October 31, 2012
In a report released today, the Civic Federation announced its support for the City of Chicago’s proposed $6.5 billion FY2013 budget which reduces the City’s reliance on one-time revenue sources while restructuring City government through better managing personnel expenditures. The full 108-page analysis is available at www.civicfed.org.
The proposal holds the City’s property tax levy nearly flat and does not include any new tax or fee increases. The budget also proposes to eliminate the burdensome Employers’ Expense Tax or “head tax” as of December 31, 2013, six months ahead of schedule. “The City is in a stronger financial position today because of critical reforms implemented by Mayor Emanuel and his team,” said Laurence Msall, president of the Civic Federation. “We are concerned, however, that the City has not yet completely eliminated its reliance on one-time revenue sources.”

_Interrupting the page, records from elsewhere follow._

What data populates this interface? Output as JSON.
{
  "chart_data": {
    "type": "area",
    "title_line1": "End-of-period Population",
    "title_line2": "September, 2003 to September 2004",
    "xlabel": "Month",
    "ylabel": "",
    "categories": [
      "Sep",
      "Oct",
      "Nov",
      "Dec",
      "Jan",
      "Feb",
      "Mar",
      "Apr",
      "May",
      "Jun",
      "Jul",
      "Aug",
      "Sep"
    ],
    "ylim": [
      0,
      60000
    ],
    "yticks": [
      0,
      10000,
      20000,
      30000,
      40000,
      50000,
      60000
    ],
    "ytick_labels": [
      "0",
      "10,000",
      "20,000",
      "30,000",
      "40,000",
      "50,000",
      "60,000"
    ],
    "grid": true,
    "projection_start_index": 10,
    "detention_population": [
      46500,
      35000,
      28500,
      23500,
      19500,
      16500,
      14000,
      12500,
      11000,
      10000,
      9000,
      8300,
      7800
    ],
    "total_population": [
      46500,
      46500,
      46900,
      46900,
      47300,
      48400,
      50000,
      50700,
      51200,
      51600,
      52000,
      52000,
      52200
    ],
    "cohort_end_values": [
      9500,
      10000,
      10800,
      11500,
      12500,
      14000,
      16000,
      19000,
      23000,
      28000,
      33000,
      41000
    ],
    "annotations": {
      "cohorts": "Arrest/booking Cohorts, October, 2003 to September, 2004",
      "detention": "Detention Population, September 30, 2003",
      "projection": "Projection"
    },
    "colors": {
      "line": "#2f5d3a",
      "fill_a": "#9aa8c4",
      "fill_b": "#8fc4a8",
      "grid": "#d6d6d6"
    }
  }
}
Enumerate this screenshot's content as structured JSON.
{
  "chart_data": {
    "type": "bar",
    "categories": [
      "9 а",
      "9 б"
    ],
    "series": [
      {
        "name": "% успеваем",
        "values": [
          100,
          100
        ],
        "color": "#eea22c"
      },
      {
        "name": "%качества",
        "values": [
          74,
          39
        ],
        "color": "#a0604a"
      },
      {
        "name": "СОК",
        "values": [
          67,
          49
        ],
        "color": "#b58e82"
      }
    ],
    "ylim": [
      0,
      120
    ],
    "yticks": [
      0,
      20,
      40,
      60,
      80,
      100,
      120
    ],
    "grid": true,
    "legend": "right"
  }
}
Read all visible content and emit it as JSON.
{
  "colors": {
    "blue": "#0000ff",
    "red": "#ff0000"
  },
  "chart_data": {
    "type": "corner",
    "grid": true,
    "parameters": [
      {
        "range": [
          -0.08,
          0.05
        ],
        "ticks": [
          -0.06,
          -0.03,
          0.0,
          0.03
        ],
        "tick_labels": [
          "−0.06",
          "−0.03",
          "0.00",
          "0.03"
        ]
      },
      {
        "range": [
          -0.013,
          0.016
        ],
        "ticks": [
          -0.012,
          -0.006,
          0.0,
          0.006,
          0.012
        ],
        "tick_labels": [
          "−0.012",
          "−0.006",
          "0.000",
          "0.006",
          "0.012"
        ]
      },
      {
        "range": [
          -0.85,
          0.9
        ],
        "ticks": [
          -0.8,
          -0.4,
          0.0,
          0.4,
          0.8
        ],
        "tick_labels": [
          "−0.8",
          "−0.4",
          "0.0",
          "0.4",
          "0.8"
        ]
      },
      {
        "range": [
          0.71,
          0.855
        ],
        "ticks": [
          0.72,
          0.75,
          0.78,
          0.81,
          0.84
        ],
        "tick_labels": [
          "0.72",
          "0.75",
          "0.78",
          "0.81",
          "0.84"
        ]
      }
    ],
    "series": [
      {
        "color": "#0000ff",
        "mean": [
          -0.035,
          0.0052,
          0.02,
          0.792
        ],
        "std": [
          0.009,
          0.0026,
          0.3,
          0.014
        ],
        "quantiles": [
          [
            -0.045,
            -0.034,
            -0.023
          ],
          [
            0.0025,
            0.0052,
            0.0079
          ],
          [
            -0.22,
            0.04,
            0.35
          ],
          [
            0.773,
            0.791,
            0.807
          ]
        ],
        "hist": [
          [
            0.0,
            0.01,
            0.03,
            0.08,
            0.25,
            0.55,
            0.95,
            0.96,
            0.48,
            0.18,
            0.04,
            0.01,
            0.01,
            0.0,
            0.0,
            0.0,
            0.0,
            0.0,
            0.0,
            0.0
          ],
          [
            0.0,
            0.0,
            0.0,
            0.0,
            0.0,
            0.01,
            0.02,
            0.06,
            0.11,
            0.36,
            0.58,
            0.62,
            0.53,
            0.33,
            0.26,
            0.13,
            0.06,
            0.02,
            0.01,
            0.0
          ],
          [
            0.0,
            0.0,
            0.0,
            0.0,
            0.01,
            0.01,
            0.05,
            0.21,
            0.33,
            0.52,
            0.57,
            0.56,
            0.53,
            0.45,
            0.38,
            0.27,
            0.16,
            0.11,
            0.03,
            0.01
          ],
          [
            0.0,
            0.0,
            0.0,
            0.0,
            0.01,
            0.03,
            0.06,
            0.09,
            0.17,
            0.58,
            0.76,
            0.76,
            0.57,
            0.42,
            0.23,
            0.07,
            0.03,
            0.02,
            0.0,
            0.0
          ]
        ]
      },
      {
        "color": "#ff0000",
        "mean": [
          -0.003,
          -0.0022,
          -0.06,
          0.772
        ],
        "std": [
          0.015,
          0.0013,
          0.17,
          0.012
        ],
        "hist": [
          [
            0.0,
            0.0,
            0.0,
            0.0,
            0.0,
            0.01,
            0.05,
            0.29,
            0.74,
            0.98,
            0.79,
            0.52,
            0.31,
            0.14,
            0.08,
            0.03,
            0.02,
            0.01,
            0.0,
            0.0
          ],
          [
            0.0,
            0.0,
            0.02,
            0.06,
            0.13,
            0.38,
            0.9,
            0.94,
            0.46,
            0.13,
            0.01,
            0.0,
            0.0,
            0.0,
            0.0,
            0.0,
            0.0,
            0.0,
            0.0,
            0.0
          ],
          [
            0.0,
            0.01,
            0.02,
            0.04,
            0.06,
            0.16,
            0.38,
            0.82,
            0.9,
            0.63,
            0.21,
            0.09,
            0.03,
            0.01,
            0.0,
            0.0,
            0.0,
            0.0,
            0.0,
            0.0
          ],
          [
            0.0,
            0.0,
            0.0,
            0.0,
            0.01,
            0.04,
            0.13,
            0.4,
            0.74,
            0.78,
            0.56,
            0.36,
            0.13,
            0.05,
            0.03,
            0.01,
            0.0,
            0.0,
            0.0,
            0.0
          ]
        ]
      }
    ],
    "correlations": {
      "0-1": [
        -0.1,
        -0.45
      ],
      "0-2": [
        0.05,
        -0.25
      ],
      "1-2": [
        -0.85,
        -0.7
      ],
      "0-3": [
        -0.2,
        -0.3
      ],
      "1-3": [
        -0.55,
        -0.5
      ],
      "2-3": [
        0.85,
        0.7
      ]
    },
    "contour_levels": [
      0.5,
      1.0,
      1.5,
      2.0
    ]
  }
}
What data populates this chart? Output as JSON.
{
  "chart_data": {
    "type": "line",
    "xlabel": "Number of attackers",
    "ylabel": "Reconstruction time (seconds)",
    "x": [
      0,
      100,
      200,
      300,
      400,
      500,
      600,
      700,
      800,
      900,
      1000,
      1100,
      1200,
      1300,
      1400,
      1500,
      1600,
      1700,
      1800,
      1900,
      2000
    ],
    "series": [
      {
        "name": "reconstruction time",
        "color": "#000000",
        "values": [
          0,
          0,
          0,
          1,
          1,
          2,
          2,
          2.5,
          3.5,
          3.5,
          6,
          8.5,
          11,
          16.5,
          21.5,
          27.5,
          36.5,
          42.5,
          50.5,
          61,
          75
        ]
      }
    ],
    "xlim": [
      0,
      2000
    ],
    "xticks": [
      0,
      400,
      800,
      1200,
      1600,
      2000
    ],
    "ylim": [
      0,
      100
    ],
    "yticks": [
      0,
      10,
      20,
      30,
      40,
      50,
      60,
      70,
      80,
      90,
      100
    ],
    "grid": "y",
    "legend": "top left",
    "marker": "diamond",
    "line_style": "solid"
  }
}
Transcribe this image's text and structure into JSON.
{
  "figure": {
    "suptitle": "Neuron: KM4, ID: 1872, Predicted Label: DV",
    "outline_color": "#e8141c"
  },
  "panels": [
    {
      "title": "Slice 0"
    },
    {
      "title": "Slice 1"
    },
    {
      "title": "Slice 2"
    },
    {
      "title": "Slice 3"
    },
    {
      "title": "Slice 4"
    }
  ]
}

The proposed budget closes a $298 million budget gap with increased efforts in healthcare claims management and joint purchasing, more aggressive debt collection, work rule adjustments and expanded opportunities for managed competition. Some of these management reforms will help to contain the sharp personnel-related cost increases that are driving the City’s structural deficit, as over 80% of the City’s Corporate Fund is reserved for personnel costs. With a deficit of $580 million projected for FY2015, steps taken in the past two years to narrow the structural gap must be expanded in the future.
While the City has dramatically reduced its reliance on one-time revenue sources, at least $47 million of the FY2013 budget gap will be closed with non-recurring revenues including refinancing of existing debt and one-time Tax Increment Financing (TIF) surplus. The City places itself in a vulnerable position by depending on significant amounts of revenue that by definition will not be available for next year’s budget.
The Civic Federation also urges the City to develop a long-term plan to build a healthy level of budgetary reserves. The City does have reserves in the form of the $500 million Skyway Long-Term Reserve Fund and is making efforts to replenish its Parking Meter Long-Term Reserve Fund. However, the City does not have Corporate Fund reserves that it has built up through annual budgetary discipline of spending less than it requires in revenue and applying the balance to a reserve. A true budgetary reserve would be a resource in contingencies such as when the City borrowed in 2012 to pay for a $78.4 million tort settlement related to the hiring of firefighters, compounding the cost of the lawsuit for taxpayers.
Funding levels for all four of the City’s pension funds dropped significantly for the fourth consecutive year. Previous reforms to the City’s Police and Fire pension funds will lead to a $733 million increase in the City’s required pension contribution in FY2015. Meanwhile, without reform, the Municipal and Laborers’ Funds are projected to run out of funds in 2025 and 2028, respectively. The Federation strongly urges the City to work with relevant unions and to engage members of the Illinois General Assembly in moving forward with the reform framework Mayor Emanuel presented to the General Assembly in May 2012. “The pension funding crisis threatens to erase all progress made to stabilize City finances,” said Msall. “The Mayor and City Council urgently need to focus their attention and political will on fixing this broken system.”